AT&T said its LTE-LAA technologies can deliver theoretical peak speeds for capable devices of up to 1 gigabit per second. The upgrades are all part of its path to eventual nationwide 5G.

“We’re building a 5G network that will fundamentally change the way the world lives and works,” said Melissa Arnoldi, president of Technology & Operations, in a press release. “5G will provide a wireless experience that is faster, more responsive and more secure for our customers.”

RELATED: AT&T defends use of ‘5G Evolution’ branding for LTE service, promises theoretical speeds up to 1 Gbps this year

AT&T caused a stir last year when it announced it will offer “5G Evolution internet speeds” in 20 major metro areas by the end of 2017. AT&T has been a stickler about launching a standardized 3GPP version of 5G rather than prestandards, but the first 5G specification wasn’t ratified until December.

At the time, AT&T defended its use of the 5G label, saying 5G Evolution lays the foundation for 5G while the standards are being finalized.

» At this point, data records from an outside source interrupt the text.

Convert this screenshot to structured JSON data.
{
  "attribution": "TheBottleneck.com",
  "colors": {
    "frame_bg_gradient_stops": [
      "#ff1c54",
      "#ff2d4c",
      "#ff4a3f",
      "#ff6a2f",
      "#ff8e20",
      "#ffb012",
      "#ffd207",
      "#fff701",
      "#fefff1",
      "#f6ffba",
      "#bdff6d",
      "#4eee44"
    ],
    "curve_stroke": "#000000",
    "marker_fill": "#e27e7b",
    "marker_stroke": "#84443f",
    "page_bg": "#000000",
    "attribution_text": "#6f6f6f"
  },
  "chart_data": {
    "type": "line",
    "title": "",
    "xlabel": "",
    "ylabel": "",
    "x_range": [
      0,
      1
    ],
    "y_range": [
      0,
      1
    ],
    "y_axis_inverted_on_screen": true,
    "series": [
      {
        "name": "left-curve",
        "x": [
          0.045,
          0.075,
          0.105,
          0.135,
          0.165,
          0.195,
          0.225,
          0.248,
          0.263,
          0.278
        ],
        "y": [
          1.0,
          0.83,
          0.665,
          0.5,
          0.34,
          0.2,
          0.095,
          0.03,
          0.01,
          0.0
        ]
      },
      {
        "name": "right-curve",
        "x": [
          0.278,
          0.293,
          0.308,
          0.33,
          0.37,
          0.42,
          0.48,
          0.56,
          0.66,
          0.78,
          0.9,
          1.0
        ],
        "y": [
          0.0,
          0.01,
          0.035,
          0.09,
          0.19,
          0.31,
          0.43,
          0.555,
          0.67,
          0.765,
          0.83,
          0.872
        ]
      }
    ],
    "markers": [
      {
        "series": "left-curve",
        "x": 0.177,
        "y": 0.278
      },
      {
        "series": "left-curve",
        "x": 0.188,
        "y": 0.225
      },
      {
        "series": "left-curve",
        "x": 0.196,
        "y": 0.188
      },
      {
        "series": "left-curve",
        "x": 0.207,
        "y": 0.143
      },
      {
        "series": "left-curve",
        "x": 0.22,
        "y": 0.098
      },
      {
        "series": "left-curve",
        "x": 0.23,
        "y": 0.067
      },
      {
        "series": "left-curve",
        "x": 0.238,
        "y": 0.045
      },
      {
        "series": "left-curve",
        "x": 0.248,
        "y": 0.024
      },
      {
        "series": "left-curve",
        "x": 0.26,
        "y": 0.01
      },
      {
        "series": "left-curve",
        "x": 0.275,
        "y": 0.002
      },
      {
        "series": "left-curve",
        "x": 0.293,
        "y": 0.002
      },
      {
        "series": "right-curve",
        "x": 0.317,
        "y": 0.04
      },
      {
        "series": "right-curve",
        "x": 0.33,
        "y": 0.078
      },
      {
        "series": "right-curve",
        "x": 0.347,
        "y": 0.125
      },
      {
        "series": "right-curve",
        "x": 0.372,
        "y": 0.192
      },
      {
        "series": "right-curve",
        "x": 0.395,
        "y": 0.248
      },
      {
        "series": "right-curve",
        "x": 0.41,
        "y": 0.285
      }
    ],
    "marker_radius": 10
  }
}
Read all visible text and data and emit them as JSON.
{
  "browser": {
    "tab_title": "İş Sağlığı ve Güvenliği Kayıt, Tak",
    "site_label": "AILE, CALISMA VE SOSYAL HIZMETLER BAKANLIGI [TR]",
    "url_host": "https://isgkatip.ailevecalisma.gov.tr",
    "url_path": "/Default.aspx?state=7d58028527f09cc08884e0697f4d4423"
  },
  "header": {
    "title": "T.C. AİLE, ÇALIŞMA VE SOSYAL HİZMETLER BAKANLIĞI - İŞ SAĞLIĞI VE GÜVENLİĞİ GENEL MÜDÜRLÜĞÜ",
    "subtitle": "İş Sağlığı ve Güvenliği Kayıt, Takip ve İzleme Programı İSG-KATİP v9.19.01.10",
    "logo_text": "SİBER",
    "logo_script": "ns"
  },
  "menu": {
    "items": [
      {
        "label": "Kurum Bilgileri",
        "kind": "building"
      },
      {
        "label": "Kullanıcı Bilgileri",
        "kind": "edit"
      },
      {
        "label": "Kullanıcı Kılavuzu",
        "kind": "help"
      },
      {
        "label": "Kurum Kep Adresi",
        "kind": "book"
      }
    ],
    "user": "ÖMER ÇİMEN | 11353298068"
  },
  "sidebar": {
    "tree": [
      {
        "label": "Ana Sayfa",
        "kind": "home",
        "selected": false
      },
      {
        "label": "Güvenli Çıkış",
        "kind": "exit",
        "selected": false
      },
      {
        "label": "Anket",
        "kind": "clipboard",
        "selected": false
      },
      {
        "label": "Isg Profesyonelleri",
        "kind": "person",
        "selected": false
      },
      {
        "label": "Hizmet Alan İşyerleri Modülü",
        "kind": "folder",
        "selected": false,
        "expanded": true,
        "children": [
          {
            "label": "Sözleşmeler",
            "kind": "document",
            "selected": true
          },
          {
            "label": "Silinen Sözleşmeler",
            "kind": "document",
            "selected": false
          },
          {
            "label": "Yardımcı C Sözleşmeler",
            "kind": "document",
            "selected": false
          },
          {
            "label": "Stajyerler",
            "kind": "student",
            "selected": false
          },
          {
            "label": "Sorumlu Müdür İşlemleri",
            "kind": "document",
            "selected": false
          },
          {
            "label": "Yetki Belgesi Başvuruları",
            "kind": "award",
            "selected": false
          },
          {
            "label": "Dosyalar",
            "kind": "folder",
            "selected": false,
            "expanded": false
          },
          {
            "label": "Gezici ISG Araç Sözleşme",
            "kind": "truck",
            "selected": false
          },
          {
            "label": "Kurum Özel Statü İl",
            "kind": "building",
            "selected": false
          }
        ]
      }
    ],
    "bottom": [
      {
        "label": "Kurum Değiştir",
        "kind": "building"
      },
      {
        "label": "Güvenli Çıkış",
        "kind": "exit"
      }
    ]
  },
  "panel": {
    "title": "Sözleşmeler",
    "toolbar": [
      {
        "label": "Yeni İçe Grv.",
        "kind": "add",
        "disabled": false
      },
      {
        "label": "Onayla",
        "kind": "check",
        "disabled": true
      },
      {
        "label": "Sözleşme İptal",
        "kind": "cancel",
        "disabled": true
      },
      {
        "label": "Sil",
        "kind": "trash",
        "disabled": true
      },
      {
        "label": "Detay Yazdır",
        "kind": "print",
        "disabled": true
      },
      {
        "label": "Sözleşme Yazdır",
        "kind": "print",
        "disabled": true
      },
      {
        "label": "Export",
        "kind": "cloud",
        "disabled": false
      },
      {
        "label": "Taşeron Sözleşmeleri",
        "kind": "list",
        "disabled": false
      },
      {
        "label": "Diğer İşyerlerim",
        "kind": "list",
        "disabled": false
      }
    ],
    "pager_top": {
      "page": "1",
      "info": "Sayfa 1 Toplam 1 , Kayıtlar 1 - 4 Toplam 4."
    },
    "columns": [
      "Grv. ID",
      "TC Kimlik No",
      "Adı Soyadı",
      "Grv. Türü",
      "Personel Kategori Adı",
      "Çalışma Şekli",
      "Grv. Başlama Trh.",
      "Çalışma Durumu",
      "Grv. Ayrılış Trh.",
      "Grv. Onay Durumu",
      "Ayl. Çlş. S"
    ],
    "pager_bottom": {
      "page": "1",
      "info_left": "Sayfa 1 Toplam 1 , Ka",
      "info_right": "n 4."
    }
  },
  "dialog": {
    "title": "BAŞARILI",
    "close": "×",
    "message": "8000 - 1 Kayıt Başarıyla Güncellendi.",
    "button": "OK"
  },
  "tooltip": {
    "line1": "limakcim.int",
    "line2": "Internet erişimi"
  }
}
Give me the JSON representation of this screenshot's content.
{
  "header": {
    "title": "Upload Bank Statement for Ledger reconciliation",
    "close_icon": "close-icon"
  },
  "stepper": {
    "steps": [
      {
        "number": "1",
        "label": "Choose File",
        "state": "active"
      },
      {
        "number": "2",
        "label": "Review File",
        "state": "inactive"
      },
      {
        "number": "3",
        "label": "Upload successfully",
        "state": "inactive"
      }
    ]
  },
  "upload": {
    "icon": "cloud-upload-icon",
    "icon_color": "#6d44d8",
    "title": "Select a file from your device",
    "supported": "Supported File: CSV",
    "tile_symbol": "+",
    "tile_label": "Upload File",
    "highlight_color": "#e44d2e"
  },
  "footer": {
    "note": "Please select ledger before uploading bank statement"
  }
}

To be sure, other carriers also offer LTE Advanced features like 256 QAM.

AT&T said it plans to broadly make 5G Evolution technology and the capabilities it enables available in more than 500 markets later this year, including in parts of Baltimore; Charlotte, N.C.; Cleveland; Denver; Detroit; Jacksonville, Fla.; Kansas City; Las Vegas; New York City; Philadelphia; Raleigh, N.C.; Salt Lake City; Seattle; and Washington, D.C.

Earlier this year, AT&T announced plans to be the first U.S. carrier to deploy mobile 5G to customers in a dozen cities, including in parts of Dallas, Atlanta and Waco, Texas. Company executives have said the operator will offer a mobile “puck” device in time for the launch.

Devices that support the latest 5G Evolution and LAA include the Samsung Galaxy lineup—S8, S9, S8+, S9+, Note8 and S8 Active—as well as the LG V30 and Moto Z2 Force Edition.

Of course, for AT&T, it’s all about SDN. The operator was the first service provider to go all-in on SDN, reaching its goal of virtualizing 55% of its network in 2017 and setting a goal of 65% for 2018, noted Andre Fuetsch, president of AT&T Labs and chief technology officer, in a blog.

“For our 5G house, the framework is software-defined networking,” he wrote. “SDN and related elements like white box and Network AI are also the wiring, plumbing and insulation behind the walls. You can’t see it, but it’s essential to support the massive data use 5G will bring.”